Oprócz głównej turystycznej atrakcji, czyli Jeziora należy pamiętać, że Ochryd kryje w sobie mnóstwo innych, ciekawych miejsc i podobnie jak w Skopje, prace archeologiczne trwają tu nadal. Zresztą miasto ma bardzo bogatą historię, której zarys można poznać zwiedzając Muzeum Narodowe, mieszczące się w XIX-wiecznym stylowym budynku. Tak więc zwiedzając Ochrydę dojrzymy na obrzeżach miasta twierdzę cara Samuela - niestety nie można jej zwiedzać; powód - prace budowlane i oczywiście archeologiczne. W samym miasteczku znajdują się ruiny amfiteatru z czasów rzymskich. Dziś w tym miejscu odbywają się koncerty, tłumnie gromadząc głównie młodych Macedończyków. Gościł tu chociażby E. Morricone... Ochryd nazywany jest kolebką Macedonii - to tu znajduje się kompleks przepięknych cerkwi - św. Zofii, Bogurodzicy, Galeria Ikon w której zgromadzono ikony z 365 cerkwi, które niegdyś znajdowały się w tym mieście. Obejrzymy tu zarówno ikony XI - wieczne, jak i te datowane na wiek XIX. Największe wrażenie wywołuje jednak monastyr św. Pantalejmona (inaczej Klimenta Ochrydzkiego). Można zobaczyć w nim relikwie świętego i oryginalne XVI-wieczne freski. Obok monastyru znajdować się miał uniwersytet Cyryla i Metodego, dziś trwają tam prace remontowe - w planach władz macedońskich mieści się zbudowanie tam czegoś na kształt multimedialnego centrum poświęconego bogatej historii Macedonii.
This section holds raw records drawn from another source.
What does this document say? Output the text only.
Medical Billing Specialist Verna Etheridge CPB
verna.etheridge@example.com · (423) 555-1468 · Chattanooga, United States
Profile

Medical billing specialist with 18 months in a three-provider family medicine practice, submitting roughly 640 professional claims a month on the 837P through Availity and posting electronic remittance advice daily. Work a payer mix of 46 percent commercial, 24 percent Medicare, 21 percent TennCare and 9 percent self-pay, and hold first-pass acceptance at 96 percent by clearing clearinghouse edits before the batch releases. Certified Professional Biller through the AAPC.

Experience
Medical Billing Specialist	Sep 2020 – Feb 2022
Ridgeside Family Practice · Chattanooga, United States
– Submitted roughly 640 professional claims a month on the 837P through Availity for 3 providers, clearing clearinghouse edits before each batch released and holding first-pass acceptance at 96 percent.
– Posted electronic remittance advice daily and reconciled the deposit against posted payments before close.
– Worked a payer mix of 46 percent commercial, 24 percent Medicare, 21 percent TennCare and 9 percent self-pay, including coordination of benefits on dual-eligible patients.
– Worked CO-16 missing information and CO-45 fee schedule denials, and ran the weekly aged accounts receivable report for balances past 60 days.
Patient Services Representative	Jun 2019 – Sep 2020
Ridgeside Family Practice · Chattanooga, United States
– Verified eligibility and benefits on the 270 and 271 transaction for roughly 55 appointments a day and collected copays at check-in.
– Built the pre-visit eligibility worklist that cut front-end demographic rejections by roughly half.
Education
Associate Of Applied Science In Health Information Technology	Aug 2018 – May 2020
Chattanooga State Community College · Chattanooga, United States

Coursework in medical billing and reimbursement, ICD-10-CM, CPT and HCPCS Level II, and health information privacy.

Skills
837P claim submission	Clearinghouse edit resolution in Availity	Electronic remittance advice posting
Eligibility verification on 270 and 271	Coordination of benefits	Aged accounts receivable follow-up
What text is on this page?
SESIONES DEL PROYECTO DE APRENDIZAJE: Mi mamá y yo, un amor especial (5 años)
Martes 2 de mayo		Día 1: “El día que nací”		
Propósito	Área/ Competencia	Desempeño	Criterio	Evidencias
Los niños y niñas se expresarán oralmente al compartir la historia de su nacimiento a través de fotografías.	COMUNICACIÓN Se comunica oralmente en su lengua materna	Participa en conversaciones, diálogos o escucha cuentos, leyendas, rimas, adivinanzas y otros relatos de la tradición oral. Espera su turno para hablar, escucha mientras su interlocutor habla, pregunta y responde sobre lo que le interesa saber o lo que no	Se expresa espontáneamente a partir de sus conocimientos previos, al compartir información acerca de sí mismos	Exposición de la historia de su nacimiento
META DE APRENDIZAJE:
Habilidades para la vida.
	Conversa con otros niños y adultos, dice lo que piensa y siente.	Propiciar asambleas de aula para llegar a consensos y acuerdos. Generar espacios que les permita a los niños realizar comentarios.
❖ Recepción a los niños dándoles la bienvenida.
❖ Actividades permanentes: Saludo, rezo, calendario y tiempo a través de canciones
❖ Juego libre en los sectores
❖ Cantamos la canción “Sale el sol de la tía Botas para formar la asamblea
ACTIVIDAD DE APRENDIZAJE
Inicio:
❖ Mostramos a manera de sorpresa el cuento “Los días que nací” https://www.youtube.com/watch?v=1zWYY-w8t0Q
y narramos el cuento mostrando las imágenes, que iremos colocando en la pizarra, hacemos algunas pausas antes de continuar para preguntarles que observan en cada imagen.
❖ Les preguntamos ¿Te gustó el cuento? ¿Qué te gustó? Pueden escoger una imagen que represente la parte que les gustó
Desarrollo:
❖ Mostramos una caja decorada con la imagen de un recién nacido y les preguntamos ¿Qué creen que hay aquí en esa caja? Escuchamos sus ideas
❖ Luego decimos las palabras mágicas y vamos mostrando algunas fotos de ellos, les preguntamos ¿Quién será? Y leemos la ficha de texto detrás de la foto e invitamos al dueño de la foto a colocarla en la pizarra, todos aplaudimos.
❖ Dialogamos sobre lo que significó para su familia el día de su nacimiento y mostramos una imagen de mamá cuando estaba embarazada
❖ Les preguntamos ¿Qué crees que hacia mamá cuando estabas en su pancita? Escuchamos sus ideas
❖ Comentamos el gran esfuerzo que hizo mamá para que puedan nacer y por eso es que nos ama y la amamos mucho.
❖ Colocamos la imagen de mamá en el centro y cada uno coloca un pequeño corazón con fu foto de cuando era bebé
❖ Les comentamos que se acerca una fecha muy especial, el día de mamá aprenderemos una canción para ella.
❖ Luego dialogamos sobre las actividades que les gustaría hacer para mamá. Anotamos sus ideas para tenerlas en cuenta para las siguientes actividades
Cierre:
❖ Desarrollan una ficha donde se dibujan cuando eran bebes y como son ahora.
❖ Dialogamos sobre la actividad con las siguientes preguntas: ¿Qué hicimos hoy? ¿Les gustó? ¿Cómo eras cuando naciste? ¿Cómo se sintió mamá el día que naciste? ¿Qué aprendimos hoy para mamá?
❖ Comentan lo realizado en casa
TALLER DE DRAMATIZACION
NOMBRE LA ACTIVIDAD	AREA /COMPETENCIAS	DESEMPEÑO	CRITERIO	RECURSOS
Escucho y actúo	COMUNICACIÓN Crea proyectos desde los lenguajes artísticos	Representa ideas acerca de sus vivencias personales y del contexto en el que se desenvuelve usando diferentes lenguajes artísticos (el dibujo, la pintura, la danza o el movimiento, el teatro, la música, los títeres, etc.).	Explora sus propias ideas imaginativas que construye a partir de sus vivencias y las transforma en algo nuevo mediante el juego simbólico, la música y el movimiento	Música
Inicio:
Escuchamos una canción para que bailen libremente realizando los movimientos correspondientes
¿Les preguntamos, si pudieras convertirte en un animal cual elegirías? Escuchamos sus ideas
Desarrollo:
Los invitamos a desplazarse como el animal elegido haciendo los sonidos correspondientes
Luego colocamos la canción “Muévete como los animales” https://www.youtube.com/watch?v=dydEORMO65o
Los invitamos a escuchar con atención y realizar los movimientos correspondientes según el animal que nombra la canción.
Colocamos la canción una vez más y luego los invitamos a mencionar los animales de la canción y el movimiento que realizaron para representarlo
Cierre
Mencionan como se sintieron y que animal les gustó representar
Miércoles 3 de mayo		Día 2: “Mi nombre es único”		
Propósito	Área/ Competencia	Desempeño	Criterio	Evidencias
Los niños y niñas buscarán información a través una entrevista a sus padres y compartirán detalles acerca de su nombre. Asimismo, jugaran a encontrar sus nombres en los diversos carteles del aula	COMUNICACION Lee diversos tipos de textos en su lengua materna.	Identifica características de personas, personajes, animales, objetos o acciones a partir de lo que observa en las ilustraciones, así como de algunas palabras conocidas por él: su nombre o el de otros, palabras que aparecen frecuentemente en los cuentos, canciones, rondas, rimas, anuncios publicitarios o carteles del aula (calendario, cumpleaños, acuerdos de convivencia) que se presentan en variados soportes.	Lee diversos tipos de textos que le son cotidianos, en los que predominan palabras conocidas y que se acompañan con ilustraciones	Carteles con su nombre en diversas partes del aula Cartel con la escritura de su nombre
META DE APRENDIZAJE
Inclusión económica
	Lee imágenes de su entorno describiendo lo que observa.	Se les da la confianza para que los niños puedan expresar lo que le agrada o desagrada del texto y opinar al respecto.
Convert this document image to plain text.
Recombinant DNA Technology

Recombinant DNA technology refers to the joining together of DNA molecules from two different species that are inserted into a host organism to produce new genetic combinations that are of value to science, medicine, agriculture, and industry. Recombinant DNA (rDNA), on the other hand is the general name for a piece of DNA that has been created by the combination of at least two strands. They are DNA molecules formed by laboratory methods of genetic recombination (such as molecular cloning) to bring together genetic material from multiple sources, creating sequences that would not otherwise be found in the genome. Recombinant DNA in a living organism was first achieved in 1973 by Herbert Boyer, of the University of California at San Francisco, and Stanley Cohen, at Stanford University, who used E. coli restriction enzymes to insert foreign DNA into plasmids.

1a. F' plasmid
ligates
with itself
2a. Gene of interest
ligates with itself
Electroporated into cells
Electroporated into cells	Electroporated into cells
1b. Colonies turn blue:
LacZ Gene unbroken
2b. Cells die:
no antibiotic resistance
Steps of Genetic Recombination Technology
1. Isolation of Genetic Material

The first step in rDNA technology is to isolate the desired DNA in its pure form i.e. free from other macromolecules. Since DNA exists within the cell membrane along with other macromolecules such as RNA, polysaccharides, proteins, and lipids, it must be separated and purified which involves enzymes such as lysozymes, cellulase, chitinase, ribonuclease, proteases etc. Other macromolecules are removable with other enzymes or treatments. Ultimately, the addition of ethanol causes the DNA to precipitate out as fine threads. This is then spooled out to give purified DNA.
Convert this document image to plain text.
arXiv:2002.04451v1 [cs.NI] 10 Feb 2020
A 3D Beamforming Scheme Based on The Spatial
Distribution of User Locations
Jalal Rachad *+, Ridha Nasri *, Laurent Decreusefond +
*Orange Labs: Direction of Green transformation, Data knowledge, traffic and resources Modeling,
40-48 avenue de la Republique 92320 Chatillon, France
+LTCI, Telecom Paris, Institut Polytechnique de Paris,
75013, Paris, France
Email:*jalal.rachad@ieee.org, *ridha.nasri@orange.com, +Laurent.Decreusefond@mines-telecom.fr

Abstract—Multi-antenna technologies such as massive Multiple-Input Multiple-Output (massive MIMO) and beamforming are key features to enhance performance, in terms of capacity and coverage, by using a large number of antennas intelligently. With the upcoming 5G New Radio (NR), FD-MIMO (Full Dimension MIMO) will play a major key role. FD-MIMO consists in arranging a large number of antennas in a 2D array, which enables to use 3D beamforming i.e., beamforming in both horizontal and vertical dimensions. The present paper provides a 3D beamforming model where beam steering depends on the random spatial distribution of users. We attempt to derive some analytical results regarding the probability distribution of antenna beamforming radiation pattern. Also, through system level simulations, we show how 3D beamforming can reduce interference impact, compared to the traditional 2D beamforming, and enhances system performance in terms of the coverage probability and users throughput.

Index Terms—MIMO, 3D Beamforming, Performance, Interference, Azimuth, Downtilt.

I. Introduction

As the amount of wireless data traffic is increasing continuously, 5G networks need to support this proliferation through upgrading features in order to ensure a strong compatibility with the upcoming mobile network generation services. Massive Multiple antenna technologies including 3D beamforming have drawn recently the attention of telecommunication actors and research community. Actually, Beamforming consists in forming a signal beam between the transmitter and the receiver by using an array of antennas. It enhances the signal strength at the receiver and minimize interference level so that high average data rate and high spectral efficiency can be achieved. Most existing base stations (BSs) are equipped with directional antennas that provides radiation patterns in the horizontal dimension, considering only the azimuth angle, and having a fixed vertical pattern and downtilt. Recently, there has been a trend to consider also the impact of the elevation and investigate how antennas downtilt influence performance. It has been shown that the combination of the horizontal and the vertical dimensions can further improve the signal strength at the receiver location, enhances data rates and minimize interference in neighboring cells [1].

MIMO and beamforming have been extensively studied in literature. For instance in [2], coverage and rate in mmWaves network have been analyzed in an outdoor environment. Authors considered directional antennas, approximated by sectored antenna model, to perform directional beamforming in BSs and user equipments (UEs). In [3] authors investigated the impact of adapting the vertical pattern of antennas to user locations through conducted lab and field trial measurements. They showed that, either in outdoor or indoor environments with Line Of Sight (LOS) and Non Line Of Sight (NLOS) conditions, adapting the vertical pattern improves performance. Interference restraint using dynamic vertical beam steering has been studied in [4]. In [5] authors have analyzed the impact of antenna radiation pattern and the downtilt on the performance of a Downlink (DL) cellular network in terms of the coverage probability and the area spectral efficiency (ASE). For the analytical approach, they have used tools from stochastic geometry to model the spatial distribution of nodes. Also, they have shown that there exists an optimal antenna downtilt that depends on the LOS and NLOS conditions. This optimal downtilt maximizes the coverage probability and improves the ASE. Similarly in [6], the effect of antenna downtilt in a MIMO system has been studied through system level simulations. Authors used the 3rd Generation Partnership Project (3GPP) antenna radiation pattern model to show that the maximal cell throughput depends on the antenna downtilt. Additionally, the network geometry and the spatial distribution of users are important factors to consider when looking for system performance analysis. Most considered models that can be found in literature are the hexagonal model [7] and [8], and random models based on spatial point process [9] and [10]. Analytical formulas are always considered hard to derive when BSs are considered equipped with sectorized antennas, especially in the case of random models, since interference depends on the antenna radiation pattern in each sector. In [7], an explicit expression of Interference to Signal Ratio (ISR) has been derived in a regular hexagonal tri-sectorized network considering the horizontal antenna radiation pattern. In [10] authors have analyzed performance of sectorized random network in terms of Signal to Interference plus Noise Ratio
Najbardziej urokliwe miejsce Macedonii to znajdująca się tuż nad Jeziorem cerkiew św. Jovana Bigorskiego (Kaneo).To właśnie ona symbolizuje Macedonię i to ją można dostrzec na każdej pocztówce itp. Z tego miejsca można łódką przepłynąć do nowej części miasta, które rozpoznamy po pomniku Klimenta Ochrydzkiego oraz olbrzymiej fladze Macedonii.
Macedonia to naprawdę urokliwy kraj. Warto ją odwiedzić!